What actually transpired inside 4 rue de Chevreuse during this period is not fully known. The Amaroc News reported that the Paris headquarters was involved with the 5th Roll Call for membership in the A.R.C. In addition to their daily administrative responsibilities, officials and their staff likely worked to organize the myriad initiatives in which the Red Cross was involved in France: field kitchens and canteens; the ambulance service; occupational therapy; social events and cultural outings for veterans; supply shipping (including farm animals) to schools, farms, & hospitals; establishing milk depots, etc. The French A.R.C. Commission included several departments: General Relief (Bureau of Liberated Zone; Bureau of Portrait Masks; Bureau of Stars & Stripes); Legal and Claims & Adjustments; Housing: City of Paris; Army & Navy. Over the years, these departments/bureaux were gradually phased out or transferred to the French government for oversight (Mixer).

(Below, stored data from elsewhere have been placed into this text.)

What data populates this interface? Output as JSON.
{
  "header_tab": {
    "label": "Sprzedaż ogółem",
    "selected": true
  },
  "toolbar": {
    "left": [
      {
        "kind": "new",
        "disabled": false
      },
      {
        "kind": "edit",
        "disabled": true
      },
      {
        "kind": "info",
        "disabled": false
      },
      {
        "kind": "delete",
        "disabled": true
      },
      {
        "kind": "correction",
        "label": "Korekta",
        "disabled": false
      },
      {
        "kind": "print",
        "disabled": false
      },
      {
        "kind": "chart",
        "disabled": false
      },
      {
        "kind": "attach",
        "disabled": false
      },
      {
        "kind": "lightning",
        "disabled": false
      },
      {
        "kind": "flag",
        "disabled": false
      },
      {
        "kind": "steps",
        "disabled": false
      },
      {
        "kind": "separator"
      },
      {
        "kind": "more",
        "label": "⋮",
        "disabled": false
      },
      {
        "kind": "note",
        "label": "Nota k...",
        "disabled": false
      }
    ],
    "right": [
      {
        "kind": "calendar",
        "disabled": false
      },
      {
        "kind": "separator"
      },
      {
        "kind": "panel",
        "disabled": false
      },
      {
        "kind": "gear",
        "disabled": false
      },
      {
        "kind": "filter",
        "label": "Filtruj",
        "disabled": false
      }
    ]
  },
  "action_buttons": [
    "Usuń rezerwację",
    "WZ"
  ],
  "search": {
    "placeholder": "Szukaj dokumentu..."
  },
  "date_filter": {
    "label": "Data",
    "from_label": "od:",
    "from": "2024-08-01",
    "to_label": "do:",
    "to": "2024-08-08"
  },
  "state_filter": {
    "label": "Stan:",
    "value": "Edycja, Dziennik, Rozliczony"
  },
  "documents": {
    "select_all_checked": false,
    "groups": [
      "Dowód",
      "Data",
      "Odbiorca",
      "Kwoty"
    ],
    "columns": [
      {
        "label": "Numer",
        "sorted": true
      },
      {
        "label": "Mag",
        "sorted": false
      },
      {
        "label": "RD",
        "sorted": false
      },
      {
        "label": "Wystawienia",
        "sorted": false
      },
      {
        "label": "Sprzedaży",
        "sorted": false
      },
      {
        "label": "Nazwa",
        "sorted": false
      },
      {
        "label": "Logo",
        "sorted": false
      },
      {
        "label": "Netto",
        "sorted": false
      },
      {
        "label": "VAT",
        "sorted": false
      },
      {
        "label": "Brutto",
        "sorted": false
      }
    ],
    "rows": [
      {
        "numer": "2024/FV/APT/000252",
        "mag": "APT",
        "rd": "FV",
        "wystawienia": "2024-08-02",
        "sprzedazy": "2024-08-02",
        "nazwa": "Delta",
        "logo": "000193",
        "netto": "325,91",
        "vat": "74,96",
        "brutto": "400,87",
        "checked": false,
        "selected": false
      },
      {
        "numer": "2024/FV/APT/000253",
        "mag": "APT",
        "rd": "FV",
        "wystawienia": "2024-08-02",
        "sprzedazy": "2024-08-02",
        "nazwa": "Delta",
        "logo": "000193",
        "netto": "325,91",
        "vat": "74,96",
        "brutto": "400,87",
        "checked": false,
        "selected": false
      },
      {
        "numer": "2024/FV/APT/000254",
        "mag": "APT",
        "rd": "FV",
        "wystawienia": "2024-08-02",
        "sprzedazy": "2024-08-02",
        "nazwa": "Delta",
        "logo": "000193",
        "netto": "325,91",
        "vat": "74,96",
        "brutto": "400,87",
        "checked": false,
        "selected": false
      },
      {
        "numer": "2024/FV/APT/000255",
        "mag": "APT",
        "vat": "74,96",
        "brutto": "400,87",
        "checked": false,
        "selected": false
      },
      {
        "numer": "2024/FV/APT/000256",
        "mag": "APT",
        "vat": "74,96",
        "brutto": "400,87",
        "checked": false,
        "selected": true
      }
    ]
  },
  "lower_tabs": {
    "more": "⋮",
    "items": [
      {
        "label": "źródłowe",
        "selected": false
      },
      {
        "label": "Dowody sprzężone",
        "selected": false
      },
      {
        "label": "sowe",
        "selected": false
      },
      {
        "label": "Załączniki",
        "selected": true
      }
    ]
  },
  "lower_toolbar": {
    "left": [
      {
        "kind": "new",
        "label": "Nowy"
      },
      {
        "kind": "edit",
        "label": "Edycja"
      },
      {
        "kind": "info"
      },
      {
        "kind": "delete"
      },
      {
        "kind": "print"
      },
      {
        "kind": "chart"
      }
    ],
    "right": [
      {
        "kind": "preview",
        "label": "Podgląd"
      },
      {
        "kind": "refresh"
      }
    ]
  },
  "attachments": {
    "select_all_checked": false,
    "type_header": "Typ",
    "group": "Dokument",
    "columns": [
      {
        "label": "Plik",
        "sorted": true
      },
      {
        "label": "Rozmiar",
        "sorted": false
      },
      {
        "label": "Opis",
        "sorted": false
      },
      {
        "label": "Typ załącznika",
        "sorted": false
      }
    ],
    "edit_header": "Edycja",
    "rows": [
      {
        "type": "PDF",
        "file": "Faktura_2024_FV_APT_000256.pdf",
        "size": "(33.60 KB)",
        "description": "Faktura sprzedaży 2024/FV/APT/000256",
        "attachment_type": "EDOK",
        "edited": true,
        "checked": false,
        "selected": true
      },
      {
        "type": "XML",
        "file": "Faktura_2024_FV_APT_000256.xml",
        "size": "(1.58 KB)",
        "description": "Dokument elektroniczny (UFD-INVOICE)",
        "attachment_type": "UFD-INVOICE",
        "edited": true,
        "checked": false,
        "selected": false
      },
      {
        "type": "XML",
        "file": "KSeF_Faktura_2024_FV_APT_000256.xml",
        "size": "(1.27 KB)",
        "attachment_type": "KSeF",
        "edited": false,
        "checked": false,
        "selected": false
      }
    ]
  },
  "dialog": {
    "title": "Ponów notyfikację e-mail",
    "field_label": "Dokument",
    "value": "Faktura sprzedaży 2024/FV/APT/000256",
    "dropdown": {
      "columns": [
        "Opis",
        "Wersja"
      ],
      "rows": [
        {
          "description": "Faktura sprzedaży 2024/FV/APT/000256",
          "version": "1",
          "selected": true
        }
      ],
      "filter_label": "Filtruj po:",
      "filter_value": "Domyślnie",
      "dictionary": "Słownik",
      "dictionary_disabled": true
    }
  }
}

In a letter to Reid, R.F. Allen of the Red Cross Commission for Europe promised that the property would be swiftly vacated and returned to the same state in which they had found it in 1922:

The Red Cross will, of course, put your buildings in order before June 1, 1922; all plumbing will be restored;  and painting and cleaning and repairing will be done where necessary. [...] and we shall spare no effort to putting the building in its original condition.

The Red Cross finally departed in March 1922, and Reid immediately went to work with Gildersleeve and a small committee of women university leaders to renovate and reopen the property for a very different objective - one that would rally women scholars and students from the U.S. and around the world. Renamed the American University Women's Club, 4 rue de Chevreuse would host legions of female researchers, artists, writers, and brilliant minds from 1922 – 1939, making it an important European intellectual center in the interwar years.